Mumbai: Having witnessed some of the most remarkable developments in communications during its long history, Mumbai's imposing General Post Office (GPO) building - arguably the country's largest post office - completed its 100 years on Friday.

The GPO building's past is synonymous with the growth and development of efficient means of communications in the country's commercial capital and the rest of India. The GPO, modelled on the famous Gol Gumbaz of Bijapur in Karnataka, was designed by British architect John Begg in 1902. Spread across 11,000 sq metres, construction of the iconic building started in September 1904 and was completed after nine years at a cost of Rs.18.09 million.

It is among the few structures built in Mumbai with black Kurla basalt stone with a dressing of Malad yellow and white Dhrangdra stones. The GPO moved into the new building April 12, 1913. With the introduction of the Postal Index Number (PIN) system in the early 1970s, it got the number 400001.

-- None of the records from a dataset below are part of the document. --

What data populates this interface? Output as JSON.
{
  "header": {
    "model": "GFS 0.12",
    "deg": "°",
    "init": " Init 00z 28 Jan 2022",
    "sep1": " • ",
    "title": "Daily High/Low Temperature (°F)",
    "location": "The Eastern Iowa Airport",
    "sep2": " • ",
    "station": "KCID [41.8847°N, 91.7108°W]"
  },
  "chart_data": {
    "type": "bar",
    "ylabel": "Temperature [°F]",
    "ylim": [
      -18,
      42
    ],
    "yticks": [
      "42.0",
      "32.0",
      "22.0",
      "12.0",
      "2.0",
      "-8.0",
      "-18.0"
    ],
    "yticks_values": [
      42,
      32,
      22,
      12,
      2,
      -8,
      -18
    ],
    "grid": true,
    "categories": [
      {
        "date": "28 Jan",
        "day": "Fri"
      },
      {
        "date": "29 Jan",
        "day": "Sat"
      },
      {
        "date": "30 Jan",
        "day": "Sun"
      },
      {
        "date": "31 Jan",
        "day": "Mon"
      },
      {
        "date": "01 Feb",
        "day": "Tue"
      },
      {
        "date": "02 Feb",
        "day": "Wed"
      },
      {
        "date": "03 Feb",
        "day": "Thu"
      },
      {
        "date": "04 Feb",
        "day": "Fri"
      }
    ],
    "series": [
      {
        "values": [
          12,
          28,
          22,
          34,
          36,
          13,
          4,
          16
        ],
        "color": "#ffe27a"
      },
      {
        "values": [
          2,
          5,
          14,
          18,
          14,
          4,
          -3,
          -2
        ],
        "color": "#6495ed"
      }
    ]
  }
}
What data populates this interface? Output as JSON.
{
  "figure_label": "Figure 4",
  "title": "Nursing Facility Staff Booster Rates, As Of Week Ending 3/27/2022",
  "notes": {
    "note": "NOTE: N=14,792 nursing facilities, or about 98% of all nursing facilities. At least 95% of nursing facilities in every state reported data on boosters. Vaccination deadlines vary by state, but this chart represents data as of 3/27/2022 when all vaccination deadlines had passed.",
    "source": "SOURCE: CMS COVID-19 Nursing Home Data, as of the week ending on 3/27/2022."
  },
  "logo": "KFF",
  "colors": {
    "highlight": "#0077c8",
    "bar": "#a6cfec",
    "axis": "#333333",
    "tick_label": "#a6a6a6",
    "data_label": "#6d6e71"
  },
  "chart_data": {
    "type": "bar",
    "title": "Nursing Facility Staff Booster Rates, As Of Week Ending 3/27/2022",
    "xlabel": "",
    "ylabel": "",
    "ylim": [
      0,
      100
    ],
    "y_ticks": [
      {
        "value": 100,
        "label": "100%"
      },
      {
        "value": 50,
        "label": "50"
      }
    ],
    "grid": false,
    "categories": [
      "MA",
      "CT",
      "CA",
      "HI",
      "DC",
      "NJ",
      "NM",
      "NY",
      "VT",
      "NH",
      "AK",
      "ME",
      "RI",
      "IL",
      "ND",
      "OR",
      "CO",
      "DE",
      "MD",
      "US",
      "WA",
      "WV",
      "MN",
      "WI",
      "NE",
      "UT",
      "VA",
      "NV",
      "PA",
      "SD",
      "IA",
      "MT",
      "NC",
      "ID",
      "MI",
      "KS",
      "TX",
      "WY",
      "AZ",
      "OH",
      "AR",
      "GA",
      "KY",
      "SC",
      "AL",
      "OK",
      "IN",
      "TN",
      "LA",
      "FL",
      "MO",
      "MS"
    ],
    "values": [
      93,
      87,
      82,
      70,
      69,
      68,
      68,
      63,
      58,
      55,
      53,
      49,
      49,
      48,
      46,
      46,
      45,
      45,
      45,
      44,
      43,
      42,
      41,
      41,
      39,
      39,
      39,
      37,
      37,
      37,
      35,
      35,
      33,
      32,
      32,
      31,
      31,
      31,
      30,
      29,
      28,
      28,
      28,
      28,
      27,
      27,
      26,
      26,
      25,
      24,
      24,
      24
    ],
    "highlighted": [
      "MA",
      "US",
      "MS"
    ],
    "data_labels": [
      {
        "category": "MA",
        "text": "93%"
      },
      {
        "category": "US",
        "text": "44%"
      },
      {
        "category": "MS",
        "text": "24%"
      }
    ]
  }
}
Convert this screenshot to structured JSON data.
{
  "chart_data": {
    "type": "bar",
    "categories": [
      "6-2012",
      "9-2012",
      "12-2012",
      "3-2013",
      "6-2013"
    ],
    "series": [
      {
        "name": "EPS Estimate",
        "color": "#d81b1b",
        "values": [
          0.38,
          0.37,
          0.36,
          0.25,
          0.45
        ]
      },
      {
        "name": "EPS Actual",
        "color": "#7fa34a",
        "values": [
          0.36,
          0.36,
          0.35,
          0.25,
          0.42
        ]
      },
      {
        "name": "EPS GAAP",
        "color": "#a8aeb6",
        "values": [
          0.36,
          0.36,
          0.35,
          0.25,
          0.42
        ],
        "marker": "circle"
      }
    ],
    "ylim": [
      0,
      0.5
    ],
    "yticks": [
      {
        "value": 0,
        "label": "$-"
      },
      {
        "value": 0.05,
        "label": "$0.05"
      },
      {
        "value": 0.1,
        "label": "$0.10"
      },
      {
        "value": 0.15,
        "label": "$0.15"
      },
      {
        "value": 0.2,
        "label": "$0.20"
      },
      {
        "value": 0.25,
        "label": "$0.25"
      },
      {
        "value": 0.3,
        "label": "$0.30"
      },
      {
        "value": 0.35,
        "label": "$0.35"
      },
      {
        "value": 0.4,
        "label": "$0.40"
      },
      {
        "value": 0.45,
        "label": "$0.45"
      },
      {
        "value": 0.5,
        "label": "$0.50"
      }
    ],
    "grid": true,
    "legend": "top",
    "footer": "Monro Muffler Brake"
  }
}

"As the chief post office, we handle huge volumes of mail for over 50,000 address sites and pass them onto 12,854 other post offices in the circle, manned by over 50,000 staffers, including more than 5,000 women," said Col. KC Mishra, chief postmaster general, Maharashtra and Goa Circle.

He said that due to its location in the vicinity of the Chhatrapati Shivaji Terminus (formerly Victoria Terminus), it was ideal to dispatch and receive mail to and from the rest of the country.

A landmark offering would be the inauguration of Maharashtra's first all-women's post office in the Central Town Hall, barely a km away from Mumbai GPO, probably the country's second such post office after one opened in New Delhi on March."

The Mumbai GPO offers a bouquet of traditional and modern services, a one-stop shop, like a 'Post Mall' for all postal services," said an official spokesperson. Soon, it will also offer core banking services with modern ATMs and is due to be awarded an ISO Certification by the Bureau of Indian Standards, he added.